Seguranças uniformizados delicadamente desencorajavam a corrida enquanto entrávamos exultantes. Era linda a visão do Beira-Rio. O maravilhoso e enorme palco trazendo todos os instrumentos cobertos por uma malha prateada brilhava sob o sol ainda forte daquela tarde de Porto Alegre, em uma perfeita combinação com a pintura vermelha e branca do estádio. Os felizardos compradores do pacote HotSound, que dera direito a presenciar a passagem de som, já se encontravam em frente ao palco. Cheguei a tempo de ficar junto deles, em um lugar realmente excepcional. Havia calor e luz, mas nada incomodava. Estar ali colocava o corpo naquele estado de funcionamento em que todos os incômodos cessam. Muitas pessoas se espremiam nas melhores posições, e, claro, alguns espertinhos sempre tentavam se esgueirar por baixo de nosso braço. Em geral, acho que não vale brigar por vinte ou trinta centímetros de maior proximidade ao palco, mas, naquele dia, resolvi que só me moveria se fosse para frente. Assim, de empurrão em empurrão, cheguei a um ponto bem próximo, praticamente em frente ao microfone do Paul.

Pessoas falavam. Em um momento surreal, alguém me cutucou no ombro: “Você é o Guilherme Lentz?”. Tratava-se da amiga de uma aluna muito querida, e eu fui reconhecido em pleno estádio do Paul McCartney! Helicópteros sobrevoavam o local. O singelo aviãozinho vermelho que sobrevoava Porto Alegre desde a véspera continuava carregando sua mensagem: “Welcome Paul McCartney”. Pouco a pouco, a sombra avançava sobre a pista, enquanto, na marquise sobre a arquibancada, um homem solitário nos oferecia sua silhueta, desenhada pelo pôr do sol atrás do estádio. Com tudo já muito lotado, o valente Gabriel de Vitória deixou o posto que conquistara com tanto sacrifício para buscar água. Da platéia, pude ver membros da equipe do Paul manuseando vários instrumentos, inclusive o lendário violão Epiphone em que “Yesterday” foi composta e gravada e que tanta participação teve na história do Wings. Reparei que ele é diferente, com a madeira mais clara do que parece pelas fotos. Só a visão daquele instrumento histórico teria feito tudo valer a pena.

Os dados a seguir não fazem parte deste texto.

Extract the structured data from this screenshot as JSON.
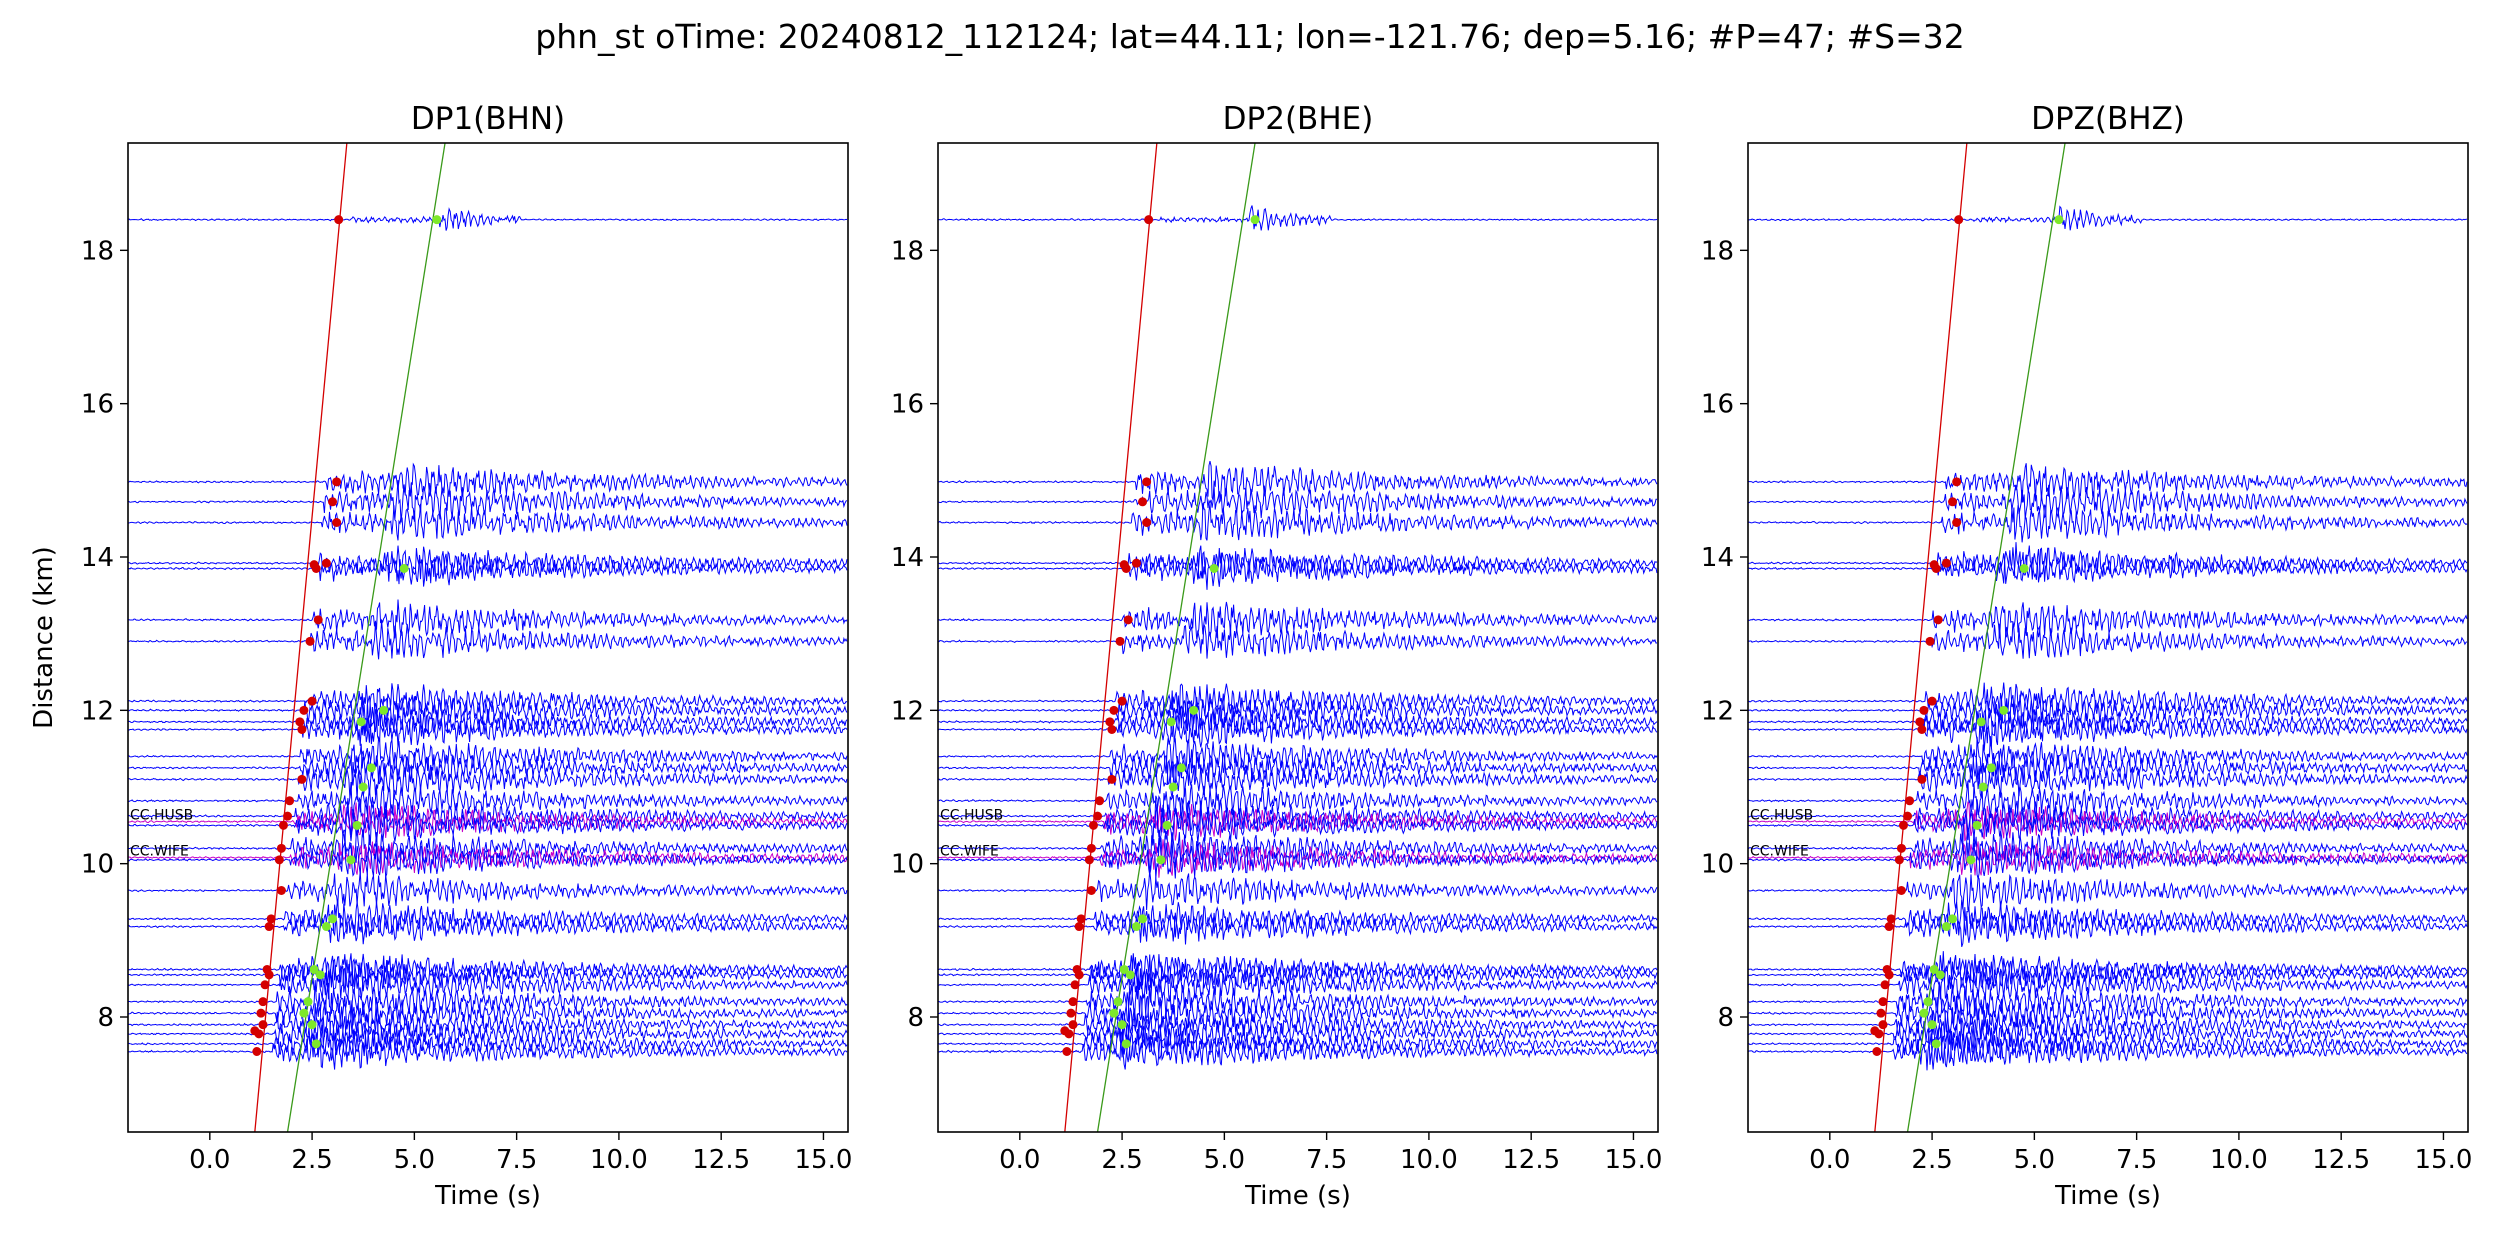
{
  "suptitle": "phn_st oTime: 20240812_112124; lat=44.11; lon=-121.76; dep=5.16; #P=47; #S=32",
  "colors": {
    "trace": "#0000ff",
    "highlight_trace": "#c800c8",
    "p_pick": "#d40000",
    "s_pick": "#7ee82a",
    "p_moveout": "#d40000",
    "s_moveout": "#3a9a1a"
  },
  "chart_data": [
    {
      "type": "line",
      "title": "DP1(BHN)",
      "xlabel": "Time (s)",
      "ylabel": "Distance (km)",
      "xlim": [
        -2.0,
        15.6
      ],
      "ylim": [
        6.5,
        19.4
      ],
      "xticks": [
        "0.0",
        "2.5",
        "5.0",
        "7.5",
        "10.0",
        "12.5",
        "15.0"
      ],
      "yticks": [
        "8",
        "10",
        "12",
        "14",
        "16",
        "18"
      ],
      "grid": false,
      "station_labels": [
        {
          "text": "CC.HUSB",
          "distance_km": 10.55
        },
        {
          "text": "CC.WIFE",
          "distance_km": 10.08
        }
      ],
      "p_moveout_line": {
        "time_s": [
          1.1,
          3.35
        ],
        "distance_km": [
          6.5,
          19.4
        ]
      },
      "s_moveout_line": {
        "time_s": [
          1.9,
          5.75
        ],
        "distance_km": [
          6.5,
          19.4
        ]
      },
      "p_picks": [
        [
          3.15,
          18.4
        ],
        [
          3.1,
          14.98
        ],
        [
          3.0,
          14.72
        ],
        [
          3.1,
          14.45
        ],
        [
          2.85,
          13.92
        ],
        [
          2.6,
          13.85
        ],
        [
          2.55,
          13.9
        ],
        [
          2.65,
          13.18
        ],
        [
          2.45,
          12.9
        ],
        [
          2.5,
          12.12
        ],
        [
          2.3,
          12.0
        ],
        [
          2.2,
          11.85
        ],
        [
          2.25,
          11.75
        ],
        [
          2.25,
          11.1
        ],
        [
          1.95,
          10.82
        ],
        [
          1.9,
          10.62
        ],
        [
          1.8,
          10.5
        ],
        [
          1.75,
          10.2
        ],
        [
          1.7,
          10.05
        ],
        [
          1.75,
          9.65
        ],
        [
          1.5,
          9.28
        ],
        [
          1.45,
          9.18
        ],
        [
          1.4,
          8.62
        ],
        [
          1.45,
          8.55
        ],
        [
          1.35,
          8.42
        ],
        [
          1.3,
          8.2
        ],
        [
          1.25,
          8.05
        ],
        [
          1.3,
          7.9
        ],
        [
          1.1,
          7.82
        ],
        [
          1.2,
          7.78
        ],
        [
          1.15,
          7.55
        ]
      ],
      "s_picks": [
        [
          5.55,
          18.4
        ],
        [
          4.75,
          13.85
        ],
        [
          4.25,
          12.0
        ],
        [
          3.7,
          11.85
        ],
        [
          3.95,
          11.25
        ],
        [
          3.75,
          11.0
        ],
        [
          3.6,
          10.5
        ],
        [
          3.45,
          10.05
        ],
        [
          2.85,
          9.18
        ],
        [
          3.0,
          9.28
        ],
        [
          2.55,
          8.62
        ],
        [
          2.7,
          8.55
        ],
        [
          2.4,
          8.2
        ],
        [
          2.3,
          8.05
        ],
        [
          2.5,
          7.9
        ],
        [
          2.6,
          7.65
        ]
      ]
    },
    {
      "type": "line",
      "title": "DP2(BHE)",
      "xlabel": "Time (s)",
      "ylabel": "",
      "xlim": [
        -2.0,
        15.6
      ],
      "ylim": [
        6.5,
        19.4
      ],
      "xticks": [
        "0.0",
        "2.5",
        "5.0",
        "7.5",
        "10.0",
        "12.5",
        "15.0"
      ],
      "yticks": [
        "8",
        "10",
        "12",
        "14",
        "16",
        "18"
      ],
      "grid": false,
      "station_labels": [
        {
          "text": "CC.HUSB",
          "distance_km": 10.55
        },
        {
          "text": "CC.WIFE",
          "distance_km": 10.08
        }
      ],
      "p_moveout_line": {
        "time_s": [
          1.1,
          3.35
        ],
        "distance_km": [
          6.5,
          19.4
        ]
      },
      "s_moveout_line": {
        "time_s": [
          1.9,
          5.75
        ],
        "distance_km": [
          6.5,
          19.4
        ]
      },
      "p_picks": [
        [
          3.15,
          18.4
        ],
        [
          3.1,
          14.98
        ],
        [
          3.0,
          14.72
        ],
        [
          3.1,
          14.45
        ],
        [
          2.85,
          13.92
        ],
        [
          2.6,
          13.85
        ],
        [
          2.55,
          13.9
        ],
        [
          2.65,
          13.18
        ],
        [
          2.45,
          12.9
        ],
        [
          2.5,
          12.12
        ],
        [
          2.3,
          12.0
        ],
        [
          2.2,
          11.85
        ],
        [
          2.25,
          11.75
        ],
        [
          2.25,
          11.1
        ],
        [
          1.95,
          10.82
        ],
        [
          1.9,
          10.62
        ],
        [
          1.8,
          10.5
        ],
        [
          1.75,
          10.2
        ],
        [
          1.7,
          10.05
        ],
        [
          1.75,
          9.65
        ],
        [
          1.5,
          9.28
        ],
        [
          1.45,
          9.18
        ],
        [
          1.4,
          8.62
        ],
        [
          1.45,
          8.55
        ],
        [
          1.35,
          8.42
        ],
        [
          1.3,
          8.2
        ],
        [
          1.25,
          8.05
        ],
        [
          1.3,
          7.9
        ],
        [
          1.1,
          7.82
        ],
        [
          1.2,
          7.78
        ],
        [
          1.15,
          7.55
        ]
      ],
      "s_picks": [
        [
          5.75,
          18.4
        ],
        [
          4.75,
          13.85
        ],
        [
          4.25,
          12.0
        ],
        [
          3.7,
          11.85
        ],
        [
          3.95,
          11.25
        ],
        [
          3.75,
          11.0
        ],
        [
          3.6,
          10.5
        ],
        [
          3.45,
          10.05
        ],
        [
          2.85,
          9.18
        ],
        [
          3.0,
          9.28
        ],
        [
          2.55,
          8.62
        ],
        [
          2.7,
          8.55
        ],
        [
          2.4,
          8.2
        ],
        [
          2.3,
          8.05
        ],
        [
          2.5,
          7.9
        ],
        [
          2.6,
          7.65
        ]
      ]
    },
    {
      "type": "line",
      "title": "DPZ(BHZ)",
      "xlabel": "Time (s)",
      "ylabel": "",
      "xlim": [
        -2.0,
        15.6
      ],
      "ylim": [
        6.5,
        19.4
      ],
      "xticks": [
        "0.0",
        "2.5",
        "5.0",
        "7.5",
        "10.0",
        "12.5",
        "15.0"
      ],
      "yticks": [
        "8",
        "10",
        "12",
        "14",
        "16",
        "18"
      ],
      "grid": false,
      "station_labels": [
        {
          "text": "CC.HUSB",
          "distance_km": 10.55
        },
        {
          "text": "CC.WIFE",
          "distance_km": 10.08
        }
      ],
      "p_moveout_line": {
        "time_s": [
          1.1,
          3.35
        ],
        "distance_km": [
          6.5,
          19.4
        ]
      },
      "s_moveout_line": {
        "time_s": [
          1.9,
          5.75
        ],
        "distance_km": [
          6.5,
          19.4
        ]
      },
      "p_picks": [
        [
          3.15,
          18.4
        ],
        [
          3.1,
          14.98
        ],
        [
          3.0,
          14.72
        ],
        [
          3.1,
          14.45
        ],
        [
          2.85,
          13.92
        ],
        [
          2.6,
          13.85
        ],
        [
          2.55,
          13.9
        ],
        [
          2.65,
          13.18
        ],
        [
          2.45,
          12.9
        ],
        [
          2.5,
          12.12
        ],
        [
          2.3,
          12.0
        ],
        [
          2.2,
          11.85
        ],
        [
          2.25,
          11.75
        ],
        [
          2.25,
          11.1
        ],
        [
          1.95,
          10.82
        ],
        [
          1.9,
          10.62
        ],
        [
          1.8,
          10.5
        ],
        [
          1.75,
          10.2
        ],
        [
          1.7,
          10.05
        ],
        [
          1.75,
          9.65
        ],
        [
          1.5,
          9.28
        ],
        [
          1.45,
          9.18
        ],
        [
          1.4,
          8.62
        ],
        [
          1.45,
          8.55
        ],
        [
          1.35,
          8.42
        ],
        [
          1.3,
          8.2
        ],
        [
          1.25,
          8.05
        ],
        [
          1.3,
          7.9
        ],
        [
          1.1,
          7.82
        ],
        [
          1.2,
          7.78
        ],
        [
          1.15,
          7.55
        ]
      ],
      "s_picks": [
        [
          5.6,
          18.4
        ],
        [
          4.75,
          13.85
        ],
        [
          4.25,
          12.0
        ],
        [
          3.7,
          11.85
        ],
        [
          3.95,
          11.25
        ],
        [
          3.75,
          11.0
        ],
        [
          3.6,
          10.5
        ],
        [
          3.45,
          10.05
        ],
        [
          2.85,
          9.18
        ],
        [
          3.0,
          9.28
        ],
        [
          2.55,
          8.62
        ],
        [
          2.7,
          8.55
        ],
        [
          2.4,
          8.2
        ],
        [
          2.3,
          8.05
        ],
        [
          2.5,
          7.9
        ],
        [
          2.6,
          7.65
        ]
      ]
    }
  ],
  "trace_distances_km": [
    18.4,
    14.98,
    14.72,
    14.45,
    13.92,
    13.85,
    13.18,
    12.9,
    12.12,
    12.0,
    11.85,
    11.75,
    11.4,
    11.25,
    11.1,
    10.82,
    10.62,
    10.55,
    10.5,
    10.2,
    10.08,
    10.05,
    9.65,
    9.28,
    9.18,
    8.62,
    8.55,
    8.42,
    8.2,
    8.05,
    7.9,
    7.78,
    7.65,
    7.55
  ],
  "highlight_traces_km": [
    10.55,
    10.08
  ]
}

Enquanto as horas passavam, eu tentava absorver o momento e me colocar em condição de usufruir da enormidade do sonho que eu estava prestes a realizar.

Uma trilha tocara durante toda a tarde, composta principalmente por remixagens de clássicos do Paul, em sua maioria extraídas do álbum “Twink Freaks”, como “Check my machine”, “Silly Love songs”, “Say, say, say” e versões dançantes de “No more lonely nights”. Chegou, porém, o momento em que as luzes do telão se acenderam, e esse som parou. O sol não estava mais visível, mas ainda havia luz natural.

Começou, então, o show de abertura. Isso foi um pouco surpreendente. Inicialmente, havia sido divulgado que a dupla Kleiton & Kleidir faria a abertura. Um dos dois chegou até a publicar um texto muito bonito, falando sobre a emoção de usar o palco do Paul. Quando cheguei a Porto Alegre, porém, havia a notícia de que a abertura fora cancelada. Ao longo do final de semana, porém, surgiram rumores de que um grupo local de música eletrônica havia sido escalado para o trabalho. Esse era de fato o caso. Não tenho afinidade com música eletrônica e honestamente não vi no trio, composto por um saxofonista, um DJ e um guitarrista, nenhuma virtude especial que justificasse o prêmio de subir naquele palco. Aparentemente, o público gaúcho experimentou sentimentos parecidos, pois não teve pudor em aclamar os artistas com gritos de “Queremos Kleiton e Kleidir” e outros coros irreverentes. A atmosfera, porém, manteve-se alegre e leve durante todo o tempo e, após uma apresentação que tentou misturar o eletrônico e o elétrico, com clássicos do pop e do rock remixados, o trio deixou o palco, dando a deixa para nós, na plateia, sabermos que momento tão esperado estava se aproximando.

O SHOW

Pouco antes, talvez, das 21 horas, os telões laterais começaram a exibir uma chuva de imagens com a trajetória do Paul, privilegiando os primeiros anos; o sistema de som jogava gravações dele e versões covers inusitadas dos Beatles. Todos sabíamos que após aquela sequência o show teria início. A pulsação se acelerava.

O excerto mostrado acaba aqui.